Nunca tinham se falado pessoalmente, mas se reconheciam há vários meses, por olhares e gestos.
As janelas, uma em frente à outra, separadas pela pequena praça sem árvores, davam ampla visão de seus espaços.
Conheciam todas as rotinas, horários e gostos um do outro.
Ela tomava café em uma vistosa caneca amarela, todas as manhãs, e lhe acenava desejando bom dia. Mais tarde, ele a via colocar o mesmo cachecol, e sair apressada para o trabalho.
Então ele se sentava em frente à escrivaninha, e escrevia durante horas. Pouco antes do fim da tarde vigiava o movimento pela praça: a velha senhora com o cachorro, a mãe com o carrinho de bebê, os estudantes que retornavam da escola.

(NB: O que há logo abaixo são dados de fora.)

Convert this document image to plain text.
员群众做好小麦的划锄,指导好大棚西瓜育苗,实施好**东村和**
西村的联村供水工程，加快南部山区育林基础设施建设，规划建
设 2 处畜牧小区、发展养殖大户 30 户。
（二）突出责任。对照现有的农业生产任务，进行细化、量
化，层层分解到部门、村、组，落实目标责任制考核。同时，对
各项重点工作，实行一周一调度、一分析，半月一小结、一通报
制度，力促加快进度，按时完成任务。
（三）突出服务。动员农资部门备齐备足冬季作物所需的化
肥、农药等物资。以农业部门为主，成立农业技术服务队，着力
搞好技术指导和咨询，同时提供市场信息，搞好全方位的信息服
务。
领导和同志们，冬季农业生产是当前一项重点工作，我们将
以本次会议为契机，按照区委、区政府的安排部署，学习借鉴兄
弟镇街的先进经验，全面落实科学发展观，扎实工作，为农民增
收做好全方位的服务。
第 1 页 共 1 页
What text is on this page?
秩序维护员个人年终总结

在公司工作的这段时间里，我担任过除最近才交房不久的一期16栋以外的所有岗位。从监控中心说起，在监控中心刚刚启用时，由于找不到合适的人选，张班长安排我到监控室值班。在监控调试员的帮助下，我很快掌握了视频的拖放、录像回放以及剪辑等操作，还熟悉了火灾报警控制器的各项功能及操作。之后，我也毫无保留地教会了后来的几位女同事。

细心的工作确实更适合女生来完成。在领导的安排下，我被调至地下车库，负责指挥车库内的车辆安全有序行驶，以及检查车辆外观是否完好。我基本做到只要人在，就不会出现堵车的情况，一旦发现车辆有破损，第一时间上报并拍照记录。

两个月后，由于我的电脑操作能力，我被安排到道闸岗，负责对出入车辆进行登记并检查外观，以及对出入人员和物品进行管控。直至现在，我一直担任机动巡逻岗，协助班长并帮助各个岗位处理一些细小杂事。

Sabia que ela não demoraria a chegar.
E quando já era noite, ele se sentava para admirar a inquieta vizinha.
Acompanhava divertido a aula de ginástica em frente à TV, o retornar do banho enxugando os cabelos, e o sorriso encantado - como gostava daquele sorriso - quando se via observada.
Ambos se serviam de taças de vinho tinto e desfrutavam da companhia um do outro, à distância. Ela mostrou o livro de cabeceira, e ele o maço de folhas escritas para seu próximo livro.
Ela queimou o assado, ele riu da fumaça que invadiu a sala.
Ele tropeçou no sofá, mas foi ela que soltou um grito de dor.
Durante muito tempo colecionaram cumplicidades assim, sem se atreverem a dar o primeiro passo em direção ao outro.
Mas o verão chegou, com um convite para que o casal se sentasse naquele banco da praça, de mãos dadas. Tinham muito o que conversar.